Herr Frankenstein, Sie haben als Landesbehindertenbeauftragter ein neues Domizil im ehemaligen Beluga-Gebäude auf der Teerhof-Insel bezogen. Aber ganz behindertengerecht ist der Zugang nicht, oder?
Arne Frankenstein: Nein, das stimmt. Deshalb wird es nun Nachbesserungen geben, die den Zugang barrierefrei gestalten. Hierzu gehört ein taktiles Leitsystem, elektrische Türöffner und eine barrierefreie Toilette auf der Ebene der Mietfläche. Allen behinderten Menschen muss es möglich sein, meine Dienststelle zu besuchen. Die Barrieren, die ihnen auf dem Weg dorthin begegnen, müssen deshalb systematisch abgebaut werden.
Da sind wir schon mitten im Thema. Die Einschränkungen und Barrieren, denen Beeinträchtigte begegnen, und aufgrund derer sie sich im Alltag nicht immer sicher bewegen können, sind vielfältig. Was gehört aus Ihrer Sicht auf jeden Fall dazu?

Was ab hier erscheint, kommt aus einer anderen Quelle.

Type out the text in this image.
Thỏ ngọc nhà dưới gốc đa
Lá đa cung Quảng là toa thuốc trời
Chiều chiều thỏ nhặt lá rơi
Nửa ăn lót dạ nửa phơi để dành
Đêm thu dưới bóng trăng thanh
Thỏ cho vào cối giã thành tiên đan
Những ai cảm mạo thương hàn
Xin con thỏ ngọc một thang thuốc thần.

Mir ist wichtig, zu sagen: Überall gibt es Barrieren, und überall müssen wir sie abbauen. Es geht beim Verlassen des Hauses los. Viele kleinere Straßen sind für mobilitätsbeeinträchtigte Menschen kaum zu nutzen. Die Gehwege sind zu schmal, es wird aufgesetzt geparkt, Mülltonnen versperren den Weg.
Jetzt gibt es an vielen Straßenkreuzungen auf den Bürgersteigen Markierungen, die auch Rollstuhlfahrern und Sehbehinderten das Überqueren erleichtert. Was kann außerdem zur Alltagserleichterung beitragen?
Eine wichtige Rolle spielt die Bereitschaft, die Umstände zu verändern. Es gilt zu bedenken, dass nicht die Behinderung das Problem ist, sondern dass die Umgebung an die Bedürfnisse der Menschen angepasst werden muss. Nicht umgekehrt.
Eine große Rolle spielt der Baubereich.
Bei Neubauten gibt es gute rechtliche Vorgaben. Ab Oktober gilt zudem eine Quote zur Schaffung rollstuhlgerechten Wohnraums bei größeren Bauvorhaben mit Mietwohnungen. Das begrüße ich.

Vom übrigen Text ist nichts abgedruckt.